No quiera la virgen

La sombra del eucaliptus a las tres de la tarde era el mejor lugar  para dormir la siesta después del almuerzo y antes de ir a la pileta; porque no nos dejaban ir a la pileta o al sol a penas terminábamos de comer, había que esperar, había que hacer la digestión, decían. De día la quinta estaba llena de gente, venían las amigas de mamá con sus hijas, el vecino con sus amigos y hasta mis cuatro abuelos que hacían todo el viaje desde la Capital para vernos. Pero a la noche se iban todos. Quedábamos mi hermana menor y yo con mis padres en una casa para doce personas con un parque enorme adelante y un fondo de media manzana.
En nuestro cuarto había dos camas cuchetas, en ese momento el techo de la habitación me parecía altísimo y hasta podía pararme en la cama de arriba sin tocarlo. Aunque no lo hacía seguido porque las camas de arriba eran de mis hermanas mayores y les molestaba que jugáramos a tocar el techo y, a pesar de que ya no iban a la quinta,me había quedado la costumbre de no hacerlo.  Con mi hermana menor dormíamos en las camas de abajo de cada cucheta. Nos separaban veinte pasos. Si ella se dormía antes me tocaba a mí apagar la luz del escritorio que mamá dejaba un rato para que no nos diera miedo la oscuridad.

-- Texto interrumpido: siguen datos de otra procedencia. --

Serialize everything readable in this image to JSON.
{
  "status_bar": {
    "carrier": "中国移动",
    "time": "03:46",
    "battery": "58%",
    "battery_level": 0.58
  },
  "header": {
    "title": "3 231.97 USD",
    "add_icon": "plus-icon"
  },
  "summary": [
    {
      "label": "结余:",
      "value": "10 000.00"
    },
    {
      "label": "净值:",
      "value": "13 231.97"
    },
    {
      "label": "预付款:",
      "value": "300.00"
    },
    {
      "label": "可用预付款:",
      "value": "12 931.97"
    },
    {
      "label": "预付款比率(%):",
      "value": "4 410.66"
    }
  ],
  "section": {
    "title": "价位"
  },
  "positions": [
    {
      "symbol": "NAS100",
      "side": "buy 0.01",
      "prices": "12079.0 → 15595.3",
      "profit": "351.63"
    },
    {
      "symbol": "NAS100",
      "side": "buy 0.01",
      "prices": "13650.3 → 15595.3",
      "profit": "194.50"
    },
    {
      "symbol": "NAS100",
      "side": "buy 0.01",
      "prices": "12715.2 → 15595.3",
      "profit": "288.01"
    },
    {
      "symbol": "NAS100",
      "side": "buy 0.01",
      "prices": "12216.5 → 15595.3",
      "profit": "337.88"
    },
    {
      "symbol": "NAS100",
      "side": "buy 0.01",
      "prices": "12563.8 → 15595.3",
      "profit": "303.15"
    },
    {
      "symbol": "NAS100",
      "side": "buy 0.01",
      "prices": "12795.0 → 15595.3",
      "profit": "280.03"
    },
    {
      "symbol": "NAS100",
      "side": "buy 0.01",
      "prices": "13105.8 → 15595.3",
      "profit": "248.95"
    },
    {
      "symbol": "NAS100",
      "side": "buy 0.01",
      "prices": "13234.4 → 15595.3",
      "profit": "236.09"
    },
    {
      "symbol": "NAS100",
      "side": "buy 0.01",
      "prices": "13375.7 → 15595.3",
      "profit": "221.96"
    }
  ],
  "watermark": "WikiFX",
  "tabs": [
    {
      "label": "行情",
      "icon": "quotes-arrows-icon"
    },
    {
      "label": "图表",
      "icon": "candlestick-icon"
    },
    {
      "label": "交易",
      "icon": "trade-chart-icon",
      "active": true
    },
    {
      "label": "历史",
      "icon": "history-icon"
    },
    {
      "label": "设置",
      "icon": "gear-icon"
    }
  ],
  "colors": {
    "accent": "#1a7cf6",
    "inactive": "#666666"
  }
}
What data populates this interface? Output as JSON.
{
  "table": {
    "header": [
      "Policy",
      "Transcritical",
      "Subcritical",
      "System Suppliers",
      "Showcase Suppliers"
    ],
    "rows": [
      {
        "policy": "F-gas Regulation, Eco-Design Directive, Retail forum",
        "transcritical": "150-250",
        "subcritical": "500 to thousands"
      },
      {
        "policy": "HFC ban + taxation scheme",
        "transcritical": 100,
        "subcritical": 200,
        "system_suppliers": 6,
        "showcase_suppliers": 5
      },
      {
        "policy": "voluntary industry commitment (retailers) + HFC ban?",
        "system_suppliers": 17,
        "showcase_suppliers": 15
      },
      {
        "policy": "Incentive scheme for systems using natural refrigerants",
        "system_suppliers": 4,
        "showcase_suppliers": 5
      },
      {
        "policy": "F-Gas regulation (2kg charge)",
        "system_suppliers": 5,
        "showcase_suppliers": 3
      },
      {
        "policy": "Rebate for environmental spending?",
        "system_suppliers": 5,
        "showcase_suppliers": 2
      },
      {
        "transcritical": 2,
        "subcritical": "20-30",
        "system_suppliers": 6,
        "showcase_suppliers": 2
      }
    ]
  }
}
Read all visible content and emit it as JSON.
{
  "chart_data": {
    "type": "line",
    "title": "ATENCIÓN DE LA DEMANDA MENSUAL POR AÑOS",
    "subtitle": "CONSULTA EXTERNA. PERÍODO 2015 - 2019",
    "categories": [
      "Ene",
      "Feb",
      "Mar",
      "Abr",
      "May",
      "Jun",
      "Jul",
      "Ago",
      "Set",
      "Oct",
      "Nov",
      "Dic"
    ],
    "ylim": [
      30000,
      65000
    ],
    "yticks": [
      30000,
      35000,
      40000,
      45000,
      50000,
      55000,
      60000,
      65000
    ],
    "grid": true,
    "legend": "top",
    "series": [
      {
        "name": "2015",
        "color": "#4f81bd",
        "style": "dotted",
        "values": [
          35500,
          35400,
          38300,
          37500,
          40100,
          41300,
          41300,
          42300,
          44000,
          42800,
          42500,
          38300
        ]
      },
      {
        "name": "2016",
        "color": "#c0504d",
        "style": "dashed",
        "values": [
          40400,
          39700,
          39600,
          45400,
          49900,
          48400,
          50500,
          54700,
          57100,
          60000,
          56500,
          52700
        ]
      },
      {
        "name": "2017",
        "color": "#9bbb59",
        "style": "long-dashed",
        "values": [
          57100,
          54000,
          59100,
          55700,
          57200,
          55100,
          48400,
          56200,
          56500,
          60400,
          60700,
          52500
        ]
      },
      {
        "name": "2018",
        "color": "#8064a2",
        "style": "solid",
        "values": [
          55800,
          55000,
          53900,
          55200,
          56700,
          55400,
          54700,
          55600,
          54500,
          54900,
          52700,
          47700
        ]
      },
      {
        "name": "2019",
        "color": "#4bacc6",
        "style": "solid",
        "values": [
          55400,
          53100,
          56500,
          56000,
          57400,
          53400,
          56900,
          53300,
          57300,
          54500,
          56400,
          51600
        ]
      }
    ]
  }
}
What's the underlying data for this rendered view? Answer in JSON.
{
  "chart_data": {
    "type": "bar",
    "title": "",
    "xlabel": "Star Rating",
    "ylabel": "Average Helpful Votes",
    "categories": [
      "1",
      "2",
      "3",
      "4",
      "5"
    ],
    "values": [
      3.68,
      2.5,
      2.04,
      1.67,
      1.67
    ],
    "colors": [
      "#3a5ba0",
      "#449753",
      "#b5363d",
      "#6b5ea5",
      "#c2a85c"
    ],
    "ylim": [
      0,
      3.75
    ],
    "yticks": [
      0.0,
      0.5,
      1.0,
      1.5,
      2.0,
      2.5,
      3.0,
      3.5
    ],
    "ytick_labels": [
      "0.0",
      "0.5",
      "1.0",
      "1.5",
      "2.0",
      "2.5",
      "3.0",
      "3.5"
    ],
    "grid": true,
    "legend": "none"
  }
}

A veces me levantaba con los ojos cerrados a apagar la luz- aún lo hago- y volvía corriendo a  la cama casi de memoria. Pero un día no quise, hacía frío y ya estaba tapada hasta la pera, con la bolsa de agua caliente que mamá nos traía en los pies. Así que cerré los ojos y en lugar de pararme y caminar hasta el escritorio me puse a rezar. Mientras rezaba empecé a sentir movimiento en la cama de arriba. Abrí los ojos sin querer. Me arrepentí enseguida.
Un sudor frío me recorrió el cuerpo. Afuera el viento soplaba fuerte y los fardos de alfalfa que se amontonaban en la galería trasera chocaban contra la ventana y provocaban un ruido seco pero constante que se repetía de forma macabra.
En la pared de enfrente se proyectaba una sombra multiforme que muy rápido tomó forma. Yo no quería pensar que tenía dos cuernos y daba saltos sobre la cama pero tampoco podía negarlo. Quería gritar, necesitaba gritar pero sin que se diera cuenta lo que fuera que tenía encima. El dolor en la garganta, las ganas de llorar y mi hermana que ni se mosqueaba. Quise dormirme pero no pude, seguía viéndolo.
Los relámpagos se filtraron por las hendijas de la persiana y la sombra tomó nuevos matices pero de la misma forma. Entonces un trueno cortó la luz y fue todo oscuridad mas no silencio. La cama rechinaba como en un principio. Quise gritar y no pude. Ya no trataba de dormir. Lloré, me aguanté de respirar y temí ahogarme con mis propias lágrimas. Volví a rezar. Esta vez en serio. Pedía algo. Tenía miedo. Un Ave María, dos Padre Nuestro.

Cerré los ojos y recorrí el camino desde el último banco de la iglesia del colegio hasta el altar. Eran ochenta pasos, los había contado. Sobre baldosa vieja, blanca y fría. Estaba descalza. No había nadie más que el padre Juan que esperaba sentado de espaldas a mí en el primer banco. Cuando se dio vuelta vi en su cara la sombra de mi cama, yo no quería pensar que tenía dos cuernos pero tampoco podía negarlo.